# Pop up tents opinion



## Jxcarlson (May 30, 2018)

Hello! I have a baby hedgehog and my whole family is going out of town to the lake cabin for a week. I heard that pop up tents like the one pictured can be used as a travel cage. I have a hard sided pet carrier for the trip down there just needed some opinions on if I should use this or a plastic tote. I've been looking for a plastic tote but I've had trouble finding one that is big enough for the wheel and the hide and toys. The tent has a top to zipper shut so he couldn't climb out but Id like some opinion if you have used one. Or if you could suggest other things for a travel cage I'm open to suggestions 😊


----------



## HockeyHedgehog (May 20, 2018)

Jxcarlson said:


> Hello!
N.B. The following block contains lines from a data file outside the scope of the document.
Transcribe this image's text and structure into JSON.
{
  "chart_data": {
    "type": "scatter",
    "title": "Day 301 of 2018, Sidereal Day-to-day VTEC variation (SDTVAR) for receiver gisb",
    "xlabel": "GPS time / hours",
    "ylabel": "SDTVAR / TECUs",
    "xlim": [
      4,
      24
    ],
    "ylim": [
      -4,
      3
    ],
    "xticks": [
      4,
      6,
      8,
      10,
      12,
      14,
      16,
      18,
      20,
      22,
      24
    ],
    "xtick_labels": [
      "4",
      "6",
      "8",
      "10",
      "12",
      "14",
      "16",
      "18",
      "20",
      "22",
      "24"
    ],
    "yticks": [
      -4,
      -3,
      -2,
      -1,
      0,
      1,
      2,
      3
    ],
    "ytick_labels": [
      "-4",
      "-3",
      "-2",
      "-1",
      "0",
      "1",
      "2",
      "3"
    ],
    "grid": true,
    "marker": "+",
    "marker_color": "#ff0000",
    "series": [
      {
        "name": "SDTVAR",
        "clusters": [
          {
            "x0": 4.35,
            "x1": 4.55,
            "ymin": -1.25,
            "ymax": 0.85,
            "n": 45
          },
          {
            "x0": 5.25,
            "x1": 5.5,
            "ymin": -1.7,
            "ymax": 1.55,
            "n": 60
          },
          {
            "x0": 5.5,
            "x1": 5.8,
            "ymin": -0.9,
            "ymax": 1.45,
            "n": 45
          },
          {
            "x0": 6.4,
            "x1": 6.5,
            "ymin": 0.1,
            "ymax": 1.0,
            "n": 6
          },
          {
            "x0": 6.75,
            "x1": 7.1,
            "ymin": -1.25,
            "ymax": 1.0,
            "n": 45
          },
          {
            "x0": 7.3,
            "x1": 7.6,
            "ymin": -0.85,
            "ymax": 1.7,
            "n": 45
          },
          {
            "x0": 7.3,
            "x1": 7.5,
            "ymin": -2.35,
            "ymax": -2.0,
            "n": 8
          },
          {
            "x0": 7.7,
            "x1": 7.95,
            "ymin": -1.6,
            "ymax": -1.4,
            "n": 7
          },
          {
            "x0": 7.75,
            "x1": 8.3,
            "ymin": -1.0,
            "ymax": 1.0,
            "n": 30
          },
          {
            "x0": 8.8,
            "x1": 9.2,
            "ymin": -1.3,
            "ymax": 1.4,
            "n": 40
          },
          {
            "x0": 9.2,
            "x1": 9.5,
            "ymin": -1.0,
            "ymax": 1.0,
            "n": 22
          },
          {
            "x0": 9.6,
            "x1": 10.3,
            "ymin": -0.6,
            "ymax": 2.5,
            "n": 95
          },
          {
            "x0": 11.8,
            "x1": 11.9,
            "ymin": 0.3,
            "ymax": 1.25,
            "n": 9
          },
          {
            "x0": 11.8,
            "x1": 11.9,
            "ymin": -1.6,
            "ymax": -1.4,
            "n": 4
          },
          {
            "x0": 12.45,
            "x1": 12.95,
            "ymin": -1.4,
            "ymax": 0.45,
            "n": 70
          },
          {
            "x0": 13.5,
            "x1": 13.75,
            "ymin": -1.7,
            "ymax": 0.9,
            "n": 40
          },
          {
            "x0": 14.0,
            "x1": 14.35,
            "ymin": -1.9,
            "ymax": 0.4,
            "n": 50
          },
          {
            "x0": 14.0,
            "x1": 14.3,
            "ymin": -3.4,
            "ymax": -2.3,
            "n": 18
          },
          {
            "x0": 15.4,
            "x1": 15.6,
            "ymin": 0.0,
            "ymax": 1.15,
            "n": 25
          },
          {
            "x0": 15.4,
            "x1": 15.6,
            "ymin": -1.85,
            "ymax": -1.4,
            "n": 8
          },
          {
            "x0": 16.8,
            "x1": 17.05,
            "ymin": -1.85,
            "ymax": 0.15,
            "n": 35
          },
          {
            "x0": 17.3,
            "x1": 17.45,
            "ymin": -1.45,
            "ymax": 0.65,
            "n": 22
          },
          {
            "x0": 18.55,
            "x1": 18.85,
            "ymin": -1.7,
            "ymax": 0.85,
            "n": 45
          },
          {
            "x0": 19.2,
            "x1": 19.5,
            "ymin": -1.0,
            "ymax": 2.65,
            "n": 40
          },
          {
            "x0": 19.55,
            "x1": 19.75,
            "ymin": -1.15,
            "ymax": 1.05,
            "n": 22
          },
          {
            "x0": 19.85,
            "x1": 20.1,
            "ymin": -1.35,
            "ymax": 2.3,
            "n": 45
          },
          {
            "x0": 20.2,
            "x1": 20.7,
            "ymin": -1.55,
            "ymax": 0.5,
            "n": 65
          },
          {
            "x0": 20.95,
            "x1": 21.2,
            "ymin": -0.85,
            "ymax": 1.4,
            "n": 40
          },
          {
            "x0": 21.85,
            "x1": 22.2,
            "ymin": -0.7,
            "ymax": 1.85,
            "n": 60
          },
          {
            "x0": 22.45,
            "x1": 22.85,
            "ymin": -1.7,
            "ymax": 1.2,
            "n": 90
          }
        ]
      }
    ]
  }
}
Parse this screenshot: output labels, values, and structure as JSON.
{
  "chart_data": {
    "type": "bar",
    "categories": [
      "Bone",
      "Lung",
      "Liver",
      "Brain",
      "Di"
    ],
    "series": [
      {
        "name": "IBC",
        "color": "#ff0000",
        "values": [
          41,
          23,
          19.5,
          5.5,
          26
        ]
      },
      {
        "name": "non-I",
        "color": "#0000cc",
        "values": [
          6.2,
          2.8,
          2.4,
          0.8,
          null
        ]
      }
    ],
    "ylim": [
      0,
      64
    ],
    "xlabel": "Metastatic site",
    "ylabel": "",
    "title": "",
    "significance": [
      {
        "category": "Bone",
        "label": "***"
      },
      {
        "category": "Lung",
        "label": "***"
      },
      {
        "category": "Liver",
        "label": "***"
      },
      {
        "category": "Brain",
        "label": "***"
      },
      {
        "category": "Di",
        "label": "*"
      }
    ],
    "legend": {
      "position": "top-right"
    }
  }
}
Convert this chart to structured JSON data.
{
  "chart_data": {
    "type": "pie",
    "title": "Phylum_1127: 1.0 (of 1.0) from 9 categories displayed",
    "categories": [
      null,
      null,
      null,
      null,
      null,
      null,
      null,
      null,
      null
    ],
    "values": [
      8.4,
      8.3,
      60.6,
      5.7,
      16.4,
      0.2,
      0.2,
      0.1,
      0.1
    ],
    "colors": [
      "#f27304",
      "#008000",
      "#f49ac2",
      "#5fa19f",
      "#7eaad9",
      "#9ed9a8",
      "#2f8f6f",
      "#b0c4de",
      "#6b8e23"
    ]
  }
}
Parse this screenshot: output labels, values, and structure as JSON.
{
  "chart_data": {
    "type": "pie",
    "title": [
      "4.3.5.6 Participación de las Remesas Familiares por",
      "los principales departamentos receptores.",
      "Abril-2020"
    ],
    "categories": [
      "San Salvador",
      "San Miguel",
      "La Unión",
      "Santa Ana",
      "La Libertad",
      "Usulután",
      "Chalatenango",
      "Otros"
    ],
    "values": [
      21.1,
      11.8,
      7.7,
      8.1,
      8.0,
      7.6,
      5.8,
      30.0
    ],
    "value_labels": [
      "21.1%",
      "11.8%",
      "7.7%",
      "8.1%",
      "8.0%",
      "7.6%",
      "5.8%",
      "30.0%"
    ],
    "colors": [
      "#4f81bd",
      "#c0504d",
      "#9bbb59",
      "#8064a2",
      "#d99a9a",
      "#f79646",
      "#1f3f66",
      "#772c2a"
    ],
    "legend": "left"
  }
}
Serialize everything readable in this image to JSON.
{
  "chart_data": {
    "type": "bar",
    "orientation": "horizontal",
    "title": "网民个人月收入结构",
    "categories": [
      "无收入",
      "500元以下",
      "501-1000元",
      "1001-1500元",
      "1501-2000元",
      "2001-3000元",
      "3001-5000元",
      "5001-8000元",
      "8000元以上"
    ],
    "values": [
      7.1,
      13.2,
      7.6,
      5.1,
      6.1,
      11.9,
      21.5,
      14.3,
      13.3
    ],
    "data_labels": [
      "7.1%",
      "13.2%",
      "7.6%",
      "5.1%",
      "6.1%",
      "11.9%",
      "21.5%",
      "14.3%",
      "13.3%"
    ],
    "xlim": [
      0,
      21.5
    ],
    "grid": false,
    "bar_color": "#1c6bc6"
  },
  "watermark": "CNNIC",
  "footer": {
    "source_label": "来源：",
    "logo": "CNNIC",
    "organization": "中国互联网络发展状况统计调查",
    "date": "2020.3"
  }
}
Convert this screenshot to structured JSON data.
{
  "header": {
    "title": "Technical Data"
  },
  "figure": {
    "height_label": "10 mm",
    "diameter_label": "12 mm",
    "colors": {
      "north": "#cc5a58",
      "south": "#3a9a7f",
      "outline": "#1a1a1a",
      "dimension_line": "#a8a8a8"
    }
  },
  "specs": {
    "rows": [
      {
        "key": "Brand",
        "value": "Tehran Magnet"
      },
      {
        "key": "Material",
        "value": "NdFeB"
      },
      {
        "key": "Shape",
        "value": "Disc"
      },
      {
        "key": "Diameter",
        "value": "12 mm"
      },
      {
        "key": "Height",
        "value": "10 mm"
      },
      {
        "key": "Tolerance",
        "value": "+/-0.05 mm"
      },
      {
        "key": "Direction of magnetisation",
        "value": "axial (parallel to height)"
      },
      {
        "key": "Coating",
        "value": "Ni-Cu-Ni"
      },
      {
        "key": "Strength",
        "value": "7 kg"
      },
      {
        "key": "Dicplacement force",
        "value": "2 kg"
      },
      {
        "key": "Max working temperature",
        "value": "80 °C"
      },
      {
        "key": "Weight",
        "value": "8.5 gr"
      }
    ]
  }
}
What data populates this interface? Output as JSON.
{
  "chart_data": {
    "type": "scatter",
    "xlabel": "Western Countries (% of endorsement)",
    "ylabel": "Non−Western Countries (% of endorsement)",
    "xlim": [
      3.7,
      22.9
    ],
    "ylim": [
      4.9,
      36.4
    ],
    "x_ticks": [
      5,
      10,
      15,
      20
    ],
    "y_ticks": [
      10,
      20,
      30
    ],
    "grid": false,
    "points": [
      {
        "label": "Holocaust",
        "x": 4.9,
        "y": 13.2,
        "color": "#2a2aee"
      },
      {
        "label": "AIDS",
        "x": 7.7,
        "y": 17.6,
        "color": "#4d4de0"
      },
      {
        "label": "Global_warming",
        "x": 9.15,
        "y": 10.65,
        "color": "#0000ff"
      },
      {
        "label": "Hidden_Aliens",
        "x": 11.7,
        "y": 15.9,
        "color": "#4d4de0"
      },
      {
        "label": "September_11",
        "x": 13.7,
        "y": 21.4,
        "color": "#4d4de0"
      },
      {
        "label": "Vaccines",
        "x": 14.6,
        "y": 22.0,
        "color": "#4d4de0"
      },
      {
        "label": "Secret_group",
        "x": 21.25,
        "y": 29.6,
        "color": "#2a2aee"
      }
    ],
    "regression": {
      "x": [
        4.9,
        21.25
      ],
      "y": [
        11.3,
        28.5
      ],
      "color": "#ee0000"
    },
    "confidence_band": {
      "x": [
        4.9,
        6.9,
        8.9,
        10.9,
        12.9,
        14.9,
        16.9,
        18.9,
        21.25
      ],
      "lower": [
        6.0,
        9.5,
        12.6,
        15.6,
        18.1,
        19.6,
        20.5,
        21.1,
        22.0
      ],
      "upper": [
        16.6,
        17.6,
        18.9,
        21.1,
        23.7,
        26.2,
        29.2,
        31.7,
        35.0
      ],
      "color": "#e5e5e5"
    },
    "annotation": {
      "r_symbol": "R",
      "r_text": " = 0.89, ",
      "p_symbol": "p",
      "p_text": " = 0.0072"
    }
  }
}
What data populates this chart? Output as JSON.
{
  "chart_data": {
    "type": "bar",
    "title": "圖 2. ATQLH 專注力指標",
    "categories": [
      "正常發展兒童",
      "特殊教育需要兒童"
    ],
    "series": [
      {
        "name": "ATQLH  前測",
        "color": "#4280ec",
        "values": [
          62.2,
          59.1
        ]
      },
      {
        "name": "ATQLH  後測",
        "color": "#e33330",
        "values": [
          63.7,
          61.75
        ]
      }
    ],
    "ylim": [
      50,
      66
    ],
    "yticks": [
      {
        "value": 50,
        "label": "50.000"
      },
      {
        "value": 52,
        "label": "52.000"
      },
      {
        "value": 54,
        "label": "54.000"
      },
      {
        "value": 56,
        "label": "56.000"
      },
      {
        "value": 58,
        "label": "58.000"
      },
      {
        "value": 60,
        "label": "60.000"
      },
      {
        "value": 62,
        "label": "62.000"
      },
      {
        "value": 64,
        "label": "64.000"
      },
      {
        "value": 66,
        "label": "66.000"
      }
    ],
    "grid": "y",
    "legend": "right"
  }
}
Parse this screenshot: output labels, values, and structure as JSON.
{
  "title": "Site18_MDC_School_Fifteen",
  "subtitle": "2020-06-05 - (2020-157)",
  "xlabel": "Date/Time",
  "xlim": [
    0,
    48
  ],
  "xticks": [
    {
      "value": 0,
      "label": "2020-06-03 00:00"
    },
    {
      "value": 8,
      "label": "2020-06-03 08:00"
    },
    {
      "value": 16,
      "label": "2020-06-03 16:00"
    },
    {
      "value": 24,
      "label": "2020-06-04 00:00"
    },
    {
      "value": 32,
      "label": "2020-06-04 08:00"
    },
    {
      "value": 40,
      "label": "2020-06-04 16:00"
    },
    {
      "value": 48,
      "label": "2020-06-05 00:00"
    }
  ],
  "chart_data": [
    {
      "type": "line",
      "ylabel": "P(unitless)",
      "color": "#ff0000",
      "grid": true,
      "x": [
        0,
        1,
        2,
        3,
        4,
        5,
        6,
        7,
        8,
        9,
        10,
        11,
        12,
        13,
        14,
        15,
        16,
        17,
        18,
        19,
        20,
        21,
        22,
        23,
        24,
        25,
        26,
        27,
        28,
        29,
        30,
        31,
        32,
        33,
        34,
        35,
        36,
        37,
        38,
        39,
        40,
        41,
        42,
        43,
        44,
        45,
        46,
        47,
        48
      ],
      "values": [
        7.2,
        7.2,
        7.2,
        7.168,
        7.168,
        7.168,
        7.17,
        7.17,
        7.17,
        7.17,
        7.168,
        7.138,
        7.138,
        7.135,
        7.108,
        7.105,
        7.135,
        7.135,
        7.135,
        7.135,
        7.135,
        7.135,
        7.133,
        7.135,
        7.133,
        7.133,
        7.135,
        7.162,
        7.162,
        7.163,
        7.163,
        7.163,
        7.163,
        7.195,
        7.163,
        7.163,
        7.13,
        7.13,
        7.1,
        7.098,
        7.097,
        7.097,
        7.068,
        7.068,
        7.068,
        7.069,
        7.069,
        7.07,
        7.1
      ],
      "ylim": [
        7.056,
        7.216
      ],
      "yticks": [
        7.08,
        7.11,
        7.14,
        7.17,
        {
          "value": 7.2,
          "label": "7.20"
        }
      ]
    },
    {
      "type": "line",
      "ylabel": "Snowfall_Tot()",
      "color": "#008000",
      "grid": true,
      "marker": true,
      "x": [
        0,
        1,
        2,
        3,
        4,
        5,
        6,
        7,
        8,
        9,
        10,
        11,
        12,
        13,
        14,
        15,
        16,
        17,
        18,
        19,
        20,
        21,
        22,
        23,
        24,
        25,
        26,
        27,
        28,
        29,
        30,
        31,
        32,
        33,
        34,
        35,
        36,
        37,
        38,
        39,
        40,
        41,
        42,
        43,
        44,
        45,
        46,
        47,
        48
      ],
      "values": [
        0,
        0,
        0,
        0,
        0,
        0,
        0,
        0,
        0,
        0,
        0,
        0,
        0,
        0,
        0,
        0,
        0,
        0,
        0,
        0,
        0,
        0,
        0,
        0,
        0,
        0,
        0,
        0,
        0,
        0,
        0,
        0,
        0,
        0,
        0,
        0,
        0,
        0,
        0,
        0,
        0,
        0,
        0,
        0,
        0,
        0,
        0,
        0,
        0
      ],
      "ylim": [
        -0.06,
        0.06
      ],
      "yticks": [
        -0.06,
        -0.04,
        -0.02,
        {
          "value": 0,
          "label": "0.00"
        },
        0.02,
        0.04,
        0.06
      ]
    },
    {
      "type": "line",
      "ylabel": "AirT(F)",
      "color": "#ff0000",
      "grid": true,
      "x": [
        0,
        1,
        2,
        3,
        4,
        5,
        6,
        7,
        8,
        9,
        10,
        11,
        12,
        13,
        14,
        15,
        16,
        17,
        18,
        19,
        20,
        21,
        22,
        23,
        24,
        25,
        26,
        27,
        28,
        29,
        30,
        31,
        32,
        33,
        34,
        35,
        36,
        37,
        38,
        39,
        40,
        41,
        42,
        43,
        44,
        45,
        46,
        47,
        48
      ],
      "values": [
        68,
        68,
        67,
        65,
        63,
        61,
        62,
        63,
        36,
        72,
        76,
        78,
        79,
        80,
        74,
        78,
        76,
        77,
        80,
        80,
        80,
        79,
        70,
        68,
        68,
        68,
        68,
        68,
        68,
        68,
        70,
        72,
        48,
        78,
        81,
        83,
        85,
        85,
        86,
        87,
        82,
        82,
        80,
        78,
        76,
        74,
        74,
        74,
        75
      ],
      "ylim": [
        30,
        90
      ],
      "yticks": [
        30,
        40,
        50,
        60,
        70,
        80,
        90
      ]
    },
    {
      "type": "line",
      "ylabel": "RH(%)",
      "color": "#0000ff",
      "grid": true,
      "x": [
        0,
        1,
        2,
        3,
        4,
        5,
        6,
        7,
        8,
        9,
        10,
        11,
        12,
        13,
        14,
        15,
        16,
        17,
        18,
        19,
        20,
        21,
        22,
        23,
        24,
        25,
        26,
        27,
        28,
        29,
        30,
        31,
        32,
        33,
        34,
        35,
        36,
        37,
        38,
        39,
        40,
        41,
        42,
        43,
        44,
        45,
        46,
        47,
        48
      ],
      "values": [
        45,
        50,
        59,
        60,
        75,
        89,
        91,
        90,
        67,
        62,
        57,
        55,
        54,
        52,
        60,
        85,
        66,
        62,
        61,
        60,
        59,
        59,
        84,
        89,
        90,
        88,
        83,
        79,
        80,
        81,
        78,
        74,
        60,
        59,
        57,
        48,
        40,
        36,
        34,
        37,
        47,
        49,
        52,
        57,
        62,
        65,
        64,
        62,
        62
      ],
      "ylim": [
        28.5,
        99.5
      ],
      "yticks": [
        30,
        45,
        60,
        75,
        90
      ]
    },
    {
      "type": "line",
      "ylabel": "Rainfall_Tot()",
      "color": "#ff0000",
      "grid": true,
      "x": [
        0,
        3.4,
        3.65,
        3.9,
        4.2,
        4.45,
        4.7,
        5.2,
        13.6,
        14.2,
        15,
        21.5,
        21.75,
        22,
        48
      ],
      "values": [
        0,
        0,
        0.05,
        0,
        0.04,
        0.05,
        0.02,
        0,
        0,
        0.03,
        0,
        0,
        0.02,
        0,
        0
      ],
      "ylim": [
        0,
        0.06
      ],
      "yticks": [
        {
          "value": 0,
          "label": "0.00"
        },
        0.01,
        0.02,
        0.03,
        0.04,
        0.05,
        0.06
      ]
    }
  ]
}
I have a baby hedgehog and my whole family is going out of town to the lake cabin for a week. I heard that pop up tents like the one pictured can be used as a travel cage. I have a hard sided pet carrier for the trip down there just needed some opinions on if I should use this or a plastic tote. I've been looking for a plastic tote but I've had trouble finding one that is big enough for the wheel and the hide and toys. The tent has a top to zipper shut so he couldn't climb out but Id like some opinion if you have used one. Or if you could suggest other things for a travel cage I'm open to suggestions &#128522;


My main concern with something like this would be how you would heat it... It doesn't look like there is a secure place to hook up a CHE to it unless you find some standalone dome and can find a way to transport that. I would also think this thing would be a hassle to clean, even though it would be a temporary home. I like travel cages for any animal to be easy to maintain, and a bin definitely wins there. Easy to heat, easy to clean, easy to transport, bins have it all. You can also store pretty much all your hedgie supplies inside it for the trip, which is super convenient.

If you seem to have trouble finding bins, remember that this is a travel cage. Although we would all love to take a giant 10 sq ft cage with us, we can't. Just get the biggest bin you can find, and it will likely be enough for the essentials.


----------